The abstract of Belgium Pat. No. 773,264 describes lactam purification with a hydrocarbon solvent such as hexane followed by vacuum drying or distillation under an inert gas.
A variety of organic chemicals are often desired for anionic polymerization or other processes, in a dry or anhydrous form. It is not surprising that a number of processes have been reported to accomplish such drying. U.S. Pat. No. 2,695,867 describes drying of an organic compound by azeotropic distillation with a hydrocarbon, such as benzene or hexane, but includes no mention of caprolactam.
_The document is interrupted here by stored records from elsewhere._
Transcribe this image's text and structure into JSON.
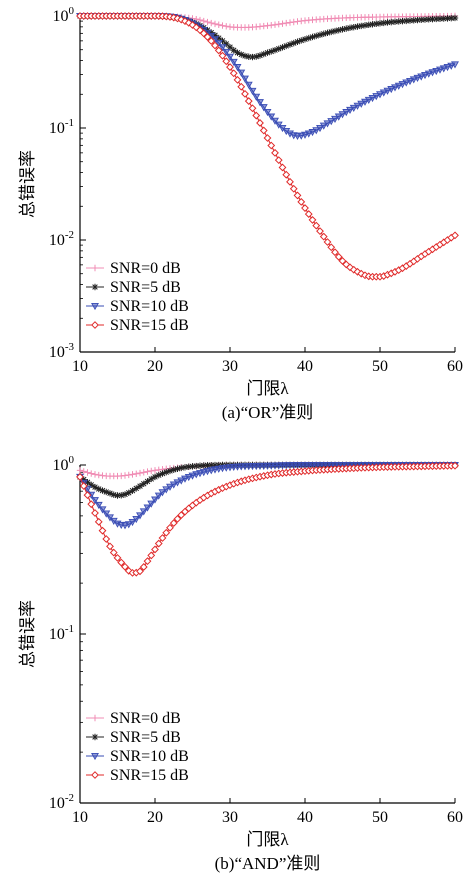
{
  "chart_data": [
    {
      "type": "line",
      "title": "(a)“OR”准则",
      "xlabel": "门限λ",
      "ylabel": "总错误率",
      "x_scale": "linear",
      "y_scale": "log",
      "xlim": [
        10,
        60
      ],
      "ylim": [
        0.001,
        1
      ],
      "xticks": [
        "10",
        "20",
        "30",
        "40",
        "50",
        "60"
      ],
      "yticks": [
        {
          "base": "10",
          "exp": "0",
          "value": 1
        },
        {
          "base": "10",
          "exp": "-1",
          "value": 0.1
        },
        {
          "base": "10",
          "exp": "-2",
          "value": 0.01
        },
        {
          "base": "10",
          "exp": "-3",
          "value": 0.001
        }
      ],
      "grid": false,
      "legend_position": "lower-left",
      "series": [
        {
          "name": "SNR=0 dB",
          "color": "#f08cb4",
          "marker": "plus",
          "x": [
            10,
            20,
            25,
            28,
            30,
            32,
            35,
            40,
            45,
            50,
            55,
            60
          ],
          "y": [
            1.0,
            1.0,
            0.95,
            0.85,
            0.8,
            0.79,
            0.82,
            0.91,
            0.96,
            0.98,
            0.99,
            1.0
          ]
        },
        {
          "name": "SNR=5 dB",
          "color": "#222222",
          "marker": "star",
          "x": [
            10,
            20,
            23,
            26,
            29,
            31,
            33,
            35,
            40,
            45,
            50,
            55,
            60
          ],
          "y": [
            1.0,
            1.0,
            0.96,
            0.82,
            0.6,
            0.47,
            0.43,
            0.47,
            0.62,
            0.76,
            0.86,
            0.92,
            0.96
          ]
        },
        {
          "name": "SNR=10 dB",
          "color": "#3a4db5",
          "marker": "triangle-down",
          "x": [
            10,
            20,
            24,
            28,
            31,
            34,
            37,
            39,
            41,
            43,
            46,
            50,
            55,
            60
          ],
          "y": [
            1.0,
            1.0,
            0.92,
            0.62,
            0.35,
            0.17,
            0.1,
            0.085,
            0.092,
            0.11,
            0.145,
            0.2,
            0.28,
            0.37
          ]
        },
        {
          "name": "SNR=15 dB",
          "color": "#e02a2a",
          "marker": "diamond",
          "x": [
            10,
            20,
            24,
            27,
            30,
            33,
            36,
            39,
            42,
            45,
            47,
            49,
            50,
            51,
            53,
            56,
            60
          ],
          "y": [
            1.0,
            1.0,
            0.9,
            0.65,
            0.35,
            0.15,
            0.06,
            0.025,
            0.012,
            0.0065,
            0.0052,
            0.0047,
            0.0047,
            0.0049,
            0.0056,
            0.0075,
            0.011
          ]
        }
      ]
    },
    {
      "type": "line",
      "title": "(b)“AND”准则",
      "xlabel": "门限λ",
      "ylabel": "总错误率",
      "x_scale": "linear",
      "y_scale": "log",
      "xlim": [
        10,
        60
      ],
      "ylim": [
        0.01,
        1
      ],
      "xticks": [
        "10",
        "20",
        "30",
        "40",
        "50",
        "60"
      ],
      "yticks": [
        {
          "base": "10",
          "exp": "0",
          "value": 1
        },
        {
          "base": "10",
          "exp": "-1",
          "value": 0.1
        },
        {
          "base": "10",
          "exp": "-2",
          "value": 0.01
        }
      ],
      "grid": false,
      "legend_position": "lower-left",
      "series": [
        {
          "name": "SNR=0 dB",
          "color": "#f08cb4",
          "marker": "plus",
          "x": [
            10,
            12,
            14,
            15,
            17,
            20,
            25,
            30,
            40,
            50,
            60
          ],
          "y": [
            0.93,
            0.88,
            0.86,
            0.86,
            0.88,
            0.93,
            0.98,
            1.0,
            1.0,
            1.0,
            1.0
          ]
        },
        {
          "name": "SNR=5 dB",
          "color": "#222222",
          "marker": "star",
          "x": [
            10,
            12,
            14,
            15,
            16,
            18,
            20,
            23,
            26,
            30,
            40,
            50,
            60
          ],
          "y": [
            0.85,
            0.74,
            0.68,
            0.66,
            0.67,
            0.75,
            0.85,
            0.95,
            0.99,
            1.0,
            1.0,
            1.0,
            1.0
          ]
        },
        {
          "name": "SNR=10 dB",
          "color": "#3a4db5",
          "marker": "triangle-down",
          "x": [
            10,
            12,
            14,
            15,
            16,
            17,
            19,
            21,
            24,
            27,
            30,
            35,
            40,
            50,
            60
          ],
          "y": [
            0.85,
            0.62,
            0.49,
            0.45,
            0.44,
            0.46,
            0.56,
            0.69,
            0.83,
            0.92,
            0.97,
            0.99,
            1.0,
            1.0,
            1.0
          ]
        },
        {
          "name": "SNR=15 dB",
          "color": "#e02a2a",
          "marker": "diamond",
          "x": [
            10,
            12,
            14,
            16,
            17,
            18,
            19,
            21,
            23,
            26,
            30,
            35,
            40,
            45,
            50,
            55,
            60
          ],
          "y": [
            0.85,
            0.52,
            0.33,
            0.25,
            0.23,
            0.235,
            0.27,
            0.37,
            0.48,
            0.62,
            0.76,
            0.87,
            0.92,
            0.95,
            0.97,
            0.98,
            0.99
          ]
        }
      ]
    }
  ]
}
U.S. Pat. No. 3,575,818 describes a process for the production of absolute ethanol (that is, dry ethanol) using pentane, while U.S. Pat. No. 4,379,025 describes the removal of water from butylene oxime with an organic C7-9 carbon atoms solvent.
The need for absolutely dry anhydrous caprolactam has been recognized as shown by the previously cited "Lactams" and Kirk Othmer Encyclopedia of Chemical Technology, Volume 18, "Polyamides (caprolactam)," John Wiley & Sons NY, (1982), page 432. Therein it is stated: "Anhydrous caprolactam is produced and supplied for use in anionic polymerization processes" (p. 432). The subsequent discussion, however, does not indicate how such anyhdrous material is made or its water content is measured. For the purposes of this invention, anhydrous or dry caprolactam (and its homologs) is considered to contain less than 50 parts per million (weight/weight) water as measured by the Karl Fischer or Micheler's Ketone technique.